Knowledge plays a central role in human life. Indeed, we are who we are largely because of what we learn and what we remember. Our knowledge structure (‘schema’) consists of our past experiences and facts stored in our long-term memory. We use our schemas to organize current knowledge and provide a framework for future understanding. A key but poorly understood issue is how the memories of everyday events initially stored in the hippocampus are ‘selected’ and then ‘assimilated’ into a relevant schema in the neocortex.
Selective retention can be triggered by novelty-induced dopamine release in the hippocampus. We made a ground-breaking finding (Takeuchi et al., Nature, 2016): projections from the noradrenergic locus coeruleus to the hippocampus can drive the novelty-induced memory enhancement via a non-canonical release of dopamine. This study also raises a possibility that the impact of distinct novel experiences that bear only minimal relationship to past experiences (‘distinct novelty’) may differ from novel experiences that share some commonality with past ones (‘common novelty’) (Yamasaki and Takeuchi, Neural Plasticity, 2017; Duszkiewicz et al., Trends Neurosci, In press). We now propose that memory of events accompanied by novelty can be selectively retained through two distinct dopaminergic mechanisms, depending on the nature of the novel experience itself.

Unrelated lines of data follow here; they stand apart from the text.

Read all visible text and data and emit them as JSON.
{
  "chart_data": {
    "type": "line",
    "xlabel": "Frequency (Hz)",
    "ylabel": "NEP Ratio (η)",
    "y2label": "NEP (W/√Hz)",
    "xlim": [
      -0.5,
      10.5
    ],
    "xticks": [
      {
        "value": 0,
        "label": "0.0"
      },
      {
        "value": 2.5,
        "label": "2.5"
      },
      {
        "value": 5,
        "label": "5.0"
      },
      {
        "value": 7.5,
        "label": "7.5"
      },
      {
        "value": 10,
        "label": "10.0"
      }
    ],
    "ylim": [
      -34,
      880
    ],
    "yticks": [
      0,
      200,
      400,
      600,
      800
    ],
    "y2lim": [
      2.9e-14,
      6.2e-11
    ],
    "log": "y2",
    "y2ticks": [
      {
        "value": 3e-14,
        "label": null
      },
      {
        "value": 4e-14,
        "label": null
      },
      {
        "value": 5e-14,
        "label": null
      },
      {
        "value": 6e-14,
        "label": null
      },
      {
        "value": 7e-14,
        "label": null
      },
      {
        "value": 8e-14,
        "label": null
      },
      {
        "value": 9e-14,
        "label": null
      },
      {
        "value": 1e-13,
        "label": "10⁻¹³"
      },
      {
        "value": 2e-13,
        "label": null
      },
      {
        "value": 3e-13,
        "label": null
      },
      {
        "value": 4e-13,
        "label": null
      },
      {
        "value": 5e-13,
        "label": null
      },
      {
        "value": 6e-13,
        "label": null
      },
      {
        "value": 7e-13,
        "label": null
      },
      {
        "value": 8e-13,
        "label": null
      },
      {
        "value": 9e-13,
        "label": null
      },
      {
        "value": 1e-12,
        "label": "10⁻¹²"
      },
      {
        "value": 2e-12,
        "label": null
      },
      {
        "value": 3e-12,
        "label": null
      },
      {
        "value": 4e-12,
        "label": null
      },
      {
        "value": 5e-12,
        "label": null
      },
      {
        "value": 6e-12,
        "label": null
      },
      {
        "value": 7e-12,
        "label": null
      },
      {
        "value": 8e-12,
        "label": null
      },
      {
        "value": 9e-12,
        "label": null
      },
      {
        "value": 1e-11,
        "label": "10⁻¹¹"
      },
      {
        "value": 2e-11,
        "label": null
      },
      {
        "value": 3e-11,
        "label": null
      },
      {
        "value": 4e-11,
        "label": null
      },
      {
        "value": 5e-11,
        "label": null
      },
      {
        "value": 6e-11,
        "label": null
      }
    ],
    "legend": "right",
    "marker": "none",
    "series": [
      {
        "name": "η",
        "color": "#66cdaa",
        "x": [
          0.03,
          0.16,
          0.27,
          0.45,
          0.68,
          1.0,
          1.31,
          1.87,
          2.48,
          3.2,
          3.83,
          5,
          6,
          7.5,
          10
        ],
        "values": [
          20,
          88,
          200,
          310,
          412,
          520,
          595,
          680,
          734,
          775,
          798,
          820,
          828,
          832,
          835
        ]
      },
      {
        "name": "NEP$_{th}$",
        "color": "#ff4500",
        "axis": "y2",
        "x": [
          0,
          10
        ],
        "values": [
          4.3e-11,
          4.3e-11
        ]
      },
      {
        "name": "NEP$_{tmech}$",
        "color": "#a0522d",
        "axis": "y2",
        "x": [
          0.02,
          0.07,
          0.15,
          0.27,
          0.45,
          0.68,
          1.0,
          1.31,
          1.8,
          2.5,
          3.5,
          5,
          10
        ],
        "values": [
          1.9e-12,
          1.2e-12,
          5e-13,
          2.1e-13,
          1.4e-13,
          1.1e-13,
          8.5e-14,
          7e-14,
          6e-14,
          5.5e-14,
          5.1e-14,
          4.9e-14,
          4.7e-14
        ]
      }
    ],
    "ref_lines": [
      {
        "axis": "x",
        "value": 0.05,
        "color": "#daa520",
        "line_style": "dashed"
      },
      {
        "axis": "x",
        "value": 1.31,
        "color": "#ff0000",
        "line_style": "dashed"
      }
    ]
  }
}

Selected new memories can assimilate into the neocortical schema very rapidly if the relevant schema is already learned (Tse et al., Science, 2007). The functional mapping with immediately-early gene expression indicated that medial neocortical structures (the prelimbic, the anterior cingulate and anterior region of the retrosplenial cortices)-hippocampal connectivity was strongly associated with successful assimilation of new information into the relevant schema (Tse, Takeuchi et al., Science, 2011; Takeuchi and Tamura, unpublished). Pharmacological interventions established that there was parallel memory encoding in the neocortex, including the prelimbic cortex, through NMDA (N-methyl-D-aspartate)-type glutamate receptor-dependent plasticity mechanisms during the hippocampal-dependent learning of new information against the backdrop of a schema (Tse, Takeuchi et al., Science, 2011).
Understanding the neural mechanisms of selective retention and assimilation of selected new memories into relevant schema may bring us towards a more effective and consciously aimed behavioural schema therapy as well as provide suggestions for better teaching and learning strategies.